Wie schon geschrieben behalten manche einfach die Wildfärbung!  
https://www.hobby-gartenteich.de/xf/threads/schwarzer-goldfisch.36515/

Paul


----------



## lotta (25. Juli 2014)

Ich schrieb ja, 
ich habe auch schwarze Goldfische im Teich.
Aber diese, von denen ich hier rede, sind nicht schwarz, 
sondern haben einen Neonfarbenen Kopf/Nasenbereich und sind eben eher silbergrau und bläulich... na ja, vielleicht wird es mit einem besseren Foto klarer.
Danke für deine Antworten


----------



## Tottoabs (25. Juli 2014)

Ich habe 4 Goldfische im Teich die als unter 10 mm Fischchen schon Farbe zeigten. Farbe wie ein __ Shubunkin, mit Rot, Blau und schwarzen Punkten....habe bald über eine Stunde dabei gesessen bei meiner Verwandschaft die mittels Aquarien Kescher und Teesieb aus dem Teich zu bekommen. Hatte gedacht könnten erster Koinachwuchs sein. Bis dahin dachte ich immer alle Goldfische färben sich erst später um. Nicht schon in der größe eines frisch geborenen Guppys. Dann extra ins Aufzuchtbecken im Aquarium meiner Kinder, ..... da hatte ich ersten verdacht, könten auch Shubunkin sein. Hatte irgendwo keine Barteln, gut bei der Größe kaum sichbar aber irgendwo passten die Jungfische eher in die Goldi Optik. Junge Goldies habe ich schon einige aufgezogen im Aquarium. Naja, wenigstens Shubunkin dachte ich mir.....nach so einen guten halben Jahr blau/rot/schwarz färbten die sich dann doch um )-:
Jetzt habe ich 1 weißen und drei rote Goldfische.

Die sind jetzt ca. 3 Jahre alt in meinem Teich gelandet, weil ich wissen wollte, ob die vier auch wieder Junge produzieren, welche gleich Farbe zeigen....
So wie die aber im Frühjahr hinter den Koi her schwänzelten glaube ich aber es sind vier Milchner.


----------



## lotta (26. Juli 2014)

Hallo

also Rausfangen war Fehlanzeige.
Doch bat ich meine Tochter, um den Versuch besserer Bilder.
Die Ausbeute möchte ich euch nicht vorenthalten.

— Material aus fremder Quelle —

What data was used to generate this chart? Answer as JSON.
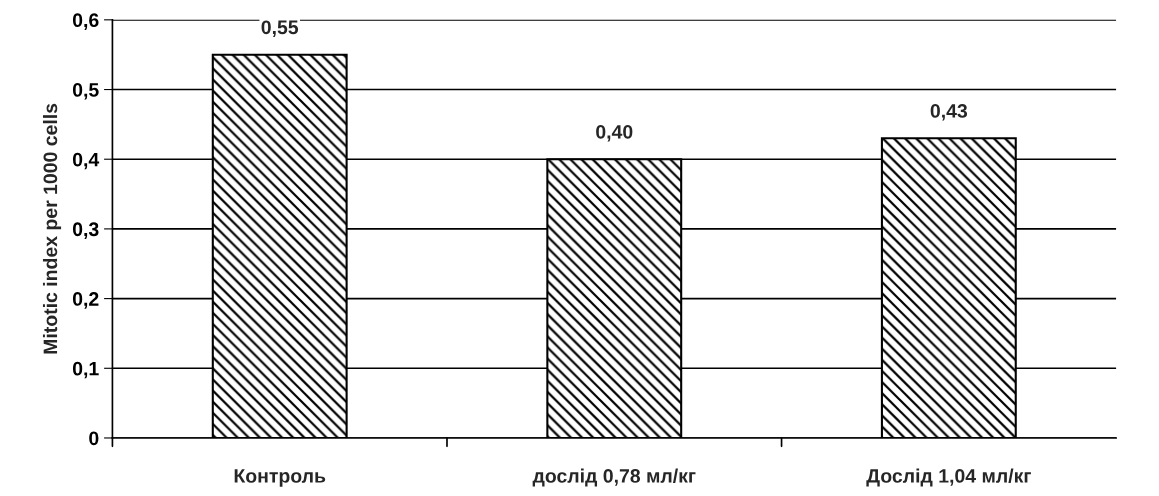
{
  "chart_data": {
    "type": "bar",
    "ylabel": "Mitotic index per 1000 cells",
    "categories": [
      "Контроль",
      "дослід 0,78 мл/кг",
      "Дослід 1,04 мл/кг"
    ],
    "values": [
      0.55,
      0.4,
      0.43
    ],
    "value_labels": [
      "0,55",
      "0,40",
      "0,43"
    ],
    "color": "#000000",
    "ylim": [
      0,
      0.6
    ],
    "yticks": [
      {
        "value": 0,
        "label": "0"
      },
      {
        "value": 0.1,
        "label": "0,1"
      },
      {
        "value": 0.2,
        "label": "0,2"
      },
      {
        "value": 0.3,
        "label": "0,3"
      },
      {
        "value": 0.4,
        "label": "0,4"
      },
      {
        "value": 0.5,
        "label": "0,5"
      },
      {
        "value": 0.6,
        "label": "0,6"
      }
    ],
    "grid": "y",
    "legend": false
  }
}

Hier also mal der Fisch, welcher sich eher in die silber/grau/blau Richtung färbt:
 

Und dann mal unsere "Nasenbären"... 
so sehen sie schon seit über 2 Jahren aus,( der Nasenfleck, war schon bei den 1cm Fischen zu sehen, drum habe ich sie behalten) und sie wachsen wie der Teufel.
            

Meiner Meinung nach, sind das doch keine ganz normalen Goldfische ?
Die Goldis aus dem selben Jahr, sind nur halb so groß und bereits orange oder schwarz rot oder eben ganz schwarz.

Vielleicht fällt euch noch etwas dazu ein?
Danke
Bine


----------



## ina1912 (26. Juli 2014)

Hallo Bine!
bin mir zwar nicht sicher, aber ich habe gestern genau so einen Fisch in meinem Teich entdeckt, aber er ist noch sehr scheu und kommt noch nicht mit den anderen fressen, daher war noch kein Foto möglich. Er ist etwa 8 cm lang und dieses scheue Verhalten kenne ich von den im Teich geborenen Goldies immer dann, wenn sie sich von dunkel auf hell umfärbten. Trauen sich noch nicht aus ihrer Kinderstube im Gebüsch.  Das legt sich aber irgendwann. Ich kann mir das nur so erklären,  dass es ein Nachkomme meiner gelben Komet-Goldfische ist.hattest oder hast Du solche im Teich?
Bald werden Du und ich es hoffentlich erfahren!
lg ina


----------



## lotta (26. Juli 2014)

Na Ina, 
da wünsche ich uns beiden Glück, dass es bald soweit ist...
Ich warte schon seit 2 Jahren, auf die Erleuchtung.
Meine kommen frech zum Fressen , auch an die Hand.
Nur wenn ich den Kescher auch nur anschaue, dann sind sie flink wie die Wiesel... weg!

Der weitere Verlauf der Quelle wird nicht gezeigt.